Eine Gruppe von Zivilisten habe sich genähert, aber nicht etwa um ihm zu helfen oder wenigstens die Verfolgung der Vandalen aufzunehmen, sondern um von ihm in einer quengelnden Abform der englischen Sprache den Weg zum Hofbräuhaus zu erfragen. Er habe sie Richtung Oberföhring weggeschickt und sich ein paar Meter weiter Hilfe suchend an einen Polizisten gewandt, aber dieser habe sich lediglich für sein Fahrrad interessiert und festgestellt, an diesem fehle ein „großer Rückstrahler“ mit einer „Z-Kennung“, was verboten sei und fünfzig Euro koste.

Was danach geschah, sei ihm nicht mehr zur Gänze erinnerlich, sagte er dem Richter, vor den er einige Wochen später bestellt worden war. Er habe dem Polizisten lediglich etwas erklären wollen, und wie die Fahrradkette um dessen Hals geraten sei, wisse er nun wirklich nicht. Möglicherweise sei selbiger ausgerutscht; von einem Handgemenge sei ihm jedenfalls nichts bekannt, und die zwölf ebenfalls uniformierten angeblichen Zeugen sehe er durchaus zum ersten Mal.

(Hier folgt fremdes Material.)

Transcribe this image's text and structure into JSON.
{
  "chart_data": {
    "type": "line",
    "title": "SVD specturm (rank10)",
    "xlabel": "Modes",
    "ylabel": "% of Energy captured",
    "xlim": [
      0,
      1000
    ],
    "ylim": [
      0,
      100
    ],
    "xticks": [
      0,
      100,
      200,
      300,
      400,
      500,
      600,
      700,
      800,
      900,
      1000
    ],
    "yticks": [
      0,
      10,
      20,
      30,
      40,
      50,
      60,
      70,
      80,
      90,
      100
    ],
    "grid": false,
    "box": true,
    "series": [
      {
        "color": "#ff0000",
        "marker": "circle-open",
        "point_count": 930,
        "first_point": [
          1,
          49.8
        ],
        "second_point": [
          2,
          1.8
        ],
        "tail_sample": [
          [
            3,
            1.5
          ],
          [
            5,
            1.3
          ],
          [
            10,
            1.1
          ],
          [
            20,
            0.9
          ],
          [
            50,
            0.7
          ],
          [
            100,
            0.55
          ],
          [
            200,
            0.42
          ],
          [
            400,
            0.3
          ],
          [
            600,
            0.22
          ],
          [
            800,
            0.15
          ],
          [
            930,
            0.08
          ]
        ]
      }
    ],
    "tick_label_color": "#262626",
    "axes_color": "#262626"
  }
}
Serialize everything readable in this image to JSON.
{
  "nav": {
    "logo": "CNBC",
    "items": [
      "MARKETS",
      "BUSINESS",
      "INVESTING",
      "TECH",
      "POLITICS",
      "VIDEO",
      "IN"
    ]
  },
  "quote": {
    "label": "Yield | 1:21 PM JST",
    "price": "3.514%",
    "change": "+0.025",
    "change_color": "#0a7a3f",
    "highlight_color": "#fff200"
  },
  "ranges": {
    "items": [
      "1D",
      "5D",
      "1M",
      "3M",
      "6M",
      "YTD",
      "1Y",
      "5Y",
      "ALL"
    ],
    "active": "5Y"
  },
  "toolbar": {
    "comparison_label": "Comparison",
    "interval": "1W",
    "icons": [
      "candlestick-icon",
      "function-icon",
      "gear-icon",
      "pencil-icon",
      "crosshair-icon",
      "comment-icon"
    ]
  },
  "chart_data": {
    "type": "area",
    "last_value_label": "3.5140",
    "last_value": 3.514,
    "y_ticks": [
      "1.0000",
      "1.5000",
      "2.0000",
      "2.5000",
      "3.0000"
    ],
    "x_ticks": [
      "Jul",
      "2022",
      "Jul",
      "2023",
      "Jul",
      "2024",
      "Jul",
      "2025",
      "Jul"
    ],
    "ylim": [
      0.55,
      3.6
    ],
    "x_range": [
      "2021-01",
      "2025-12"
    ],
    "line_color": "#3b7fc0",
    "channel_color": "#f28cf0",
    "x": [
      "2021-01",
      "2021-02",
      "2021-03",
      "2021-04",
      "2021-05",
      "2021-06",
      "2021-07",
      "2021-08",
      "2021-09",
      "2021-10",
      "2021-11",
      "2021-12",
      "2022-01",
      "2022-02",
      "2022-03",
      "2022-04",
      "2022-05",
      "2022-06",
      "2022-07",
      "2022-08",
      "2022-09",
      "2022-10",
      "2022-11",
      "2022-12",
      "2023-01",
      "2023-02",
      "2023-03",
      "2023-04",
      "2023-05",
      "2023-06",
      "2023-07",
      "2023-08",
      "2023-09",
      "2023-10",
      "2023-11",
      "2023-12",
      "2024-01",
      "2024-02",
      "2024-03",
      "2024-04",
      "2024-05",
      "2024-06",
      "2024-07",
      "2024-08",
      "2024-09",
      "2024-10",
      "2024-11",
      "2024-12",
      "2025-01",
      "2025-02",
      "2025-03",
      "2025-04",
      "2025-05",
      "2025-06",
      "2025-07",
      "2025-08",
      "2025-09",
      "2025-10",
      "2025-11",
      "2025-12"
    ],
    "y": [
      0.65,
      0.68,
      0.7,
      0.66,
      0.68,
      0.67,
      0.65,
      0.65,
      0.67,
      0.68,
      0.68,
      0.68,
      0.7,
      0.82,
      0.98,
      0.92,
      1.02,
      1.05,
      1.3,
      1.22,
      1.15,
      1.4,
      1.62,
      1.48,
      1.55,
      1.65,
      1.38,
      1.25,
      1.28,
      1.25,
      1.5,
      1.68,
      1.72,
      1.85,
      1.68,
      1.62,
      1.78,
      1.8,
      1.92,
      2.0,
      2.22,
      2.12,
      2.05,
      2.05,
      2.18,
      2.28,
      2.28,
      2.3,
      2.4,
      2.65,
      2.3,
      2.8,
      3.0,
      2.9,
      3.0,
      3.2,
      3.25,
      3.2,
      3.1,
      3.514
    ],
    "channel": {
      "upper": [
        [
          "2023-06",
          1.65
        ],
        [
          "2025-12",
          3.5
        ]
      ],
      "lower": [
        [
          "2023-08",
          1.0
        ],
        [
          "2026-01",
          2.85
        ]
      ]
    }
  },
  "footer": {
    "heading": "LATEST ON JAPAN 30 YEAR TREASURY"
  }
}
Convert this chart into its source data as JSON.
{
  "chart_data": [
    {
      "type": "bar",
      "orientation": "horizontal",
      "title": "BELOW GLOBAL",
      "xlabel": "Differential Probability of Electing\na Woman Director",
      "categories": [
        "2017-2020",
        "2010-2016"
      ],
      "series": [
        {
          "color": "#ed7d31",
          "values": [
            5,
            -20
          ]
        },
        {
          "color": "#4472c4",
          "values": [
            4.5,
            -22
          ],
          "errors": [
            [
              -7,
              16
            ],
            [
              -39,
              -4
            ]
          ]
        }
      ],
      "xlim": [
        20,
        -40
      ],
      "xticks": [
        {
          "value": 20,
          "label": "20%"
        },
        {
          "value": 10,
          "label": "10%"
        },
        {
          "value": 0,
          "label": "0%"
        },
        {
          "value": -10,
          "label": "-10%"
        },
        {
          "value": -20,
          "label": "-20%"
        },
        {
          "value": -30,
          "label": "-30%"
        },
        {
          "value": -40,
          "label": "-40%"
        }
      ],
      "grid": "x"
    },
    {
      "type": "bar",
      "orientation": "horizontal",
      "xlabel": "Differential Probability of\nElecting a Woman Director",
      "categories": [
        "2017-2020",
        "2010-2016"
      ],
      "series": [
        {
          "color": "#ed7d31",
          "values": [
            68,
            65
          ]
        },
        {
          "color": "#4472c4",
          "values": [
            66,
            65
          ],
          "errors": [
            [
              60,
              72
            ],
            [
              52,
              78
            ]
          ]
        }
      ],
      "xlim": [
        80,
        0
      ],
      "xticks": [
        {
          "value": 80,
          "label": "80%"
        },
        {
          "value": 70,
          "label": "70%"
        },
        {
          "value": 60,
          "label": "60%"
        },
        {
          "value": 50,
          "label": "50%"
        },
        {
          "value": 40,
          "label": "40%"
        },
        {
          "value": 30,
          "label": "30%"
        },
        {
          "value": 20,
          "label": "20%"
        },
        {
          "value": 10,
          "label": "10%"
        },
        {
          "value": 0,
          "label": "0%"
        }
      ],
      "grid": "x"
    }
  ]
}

Seine Frau riet ihm, auf einen Einspruch zu verzichten und in Zukunft mit dem Bus ins Amt zu fahren oder halt einen „großen Rückstrahler“ mit „Z-Kennung“ an seinem Fahrrad anzubringen, aber Herr Reithofer entgegnete, er habe bereits zu einem Fantasiepreis einen solchen erworben, der passe aber nicht an seinen Gepäckträger; er denke nicht im Traum daran, dem offenbar mit dem Polizisten verschwägerten Fahrradhändler auch noch einen neuen Gepäckträger und dann, wenn der nicht an sein altes „Brandenburg“ passe, womöglich ein Neufahrrad abzukaufen; er wolle nur sein Recht, und dieses bestehe unter anderem darin, nicht voll gespien, mit Bier übergossen, nach touristischem Allotria ausgequetscht und unter Falschanklage gestellt zu werden.

Der Prozess geht demnächst in die dritte Instanz, der Ausgang ist schwer abzuschätzen; aber dass Herr Reithofer nicht mehr der alte ist, dies steht fest.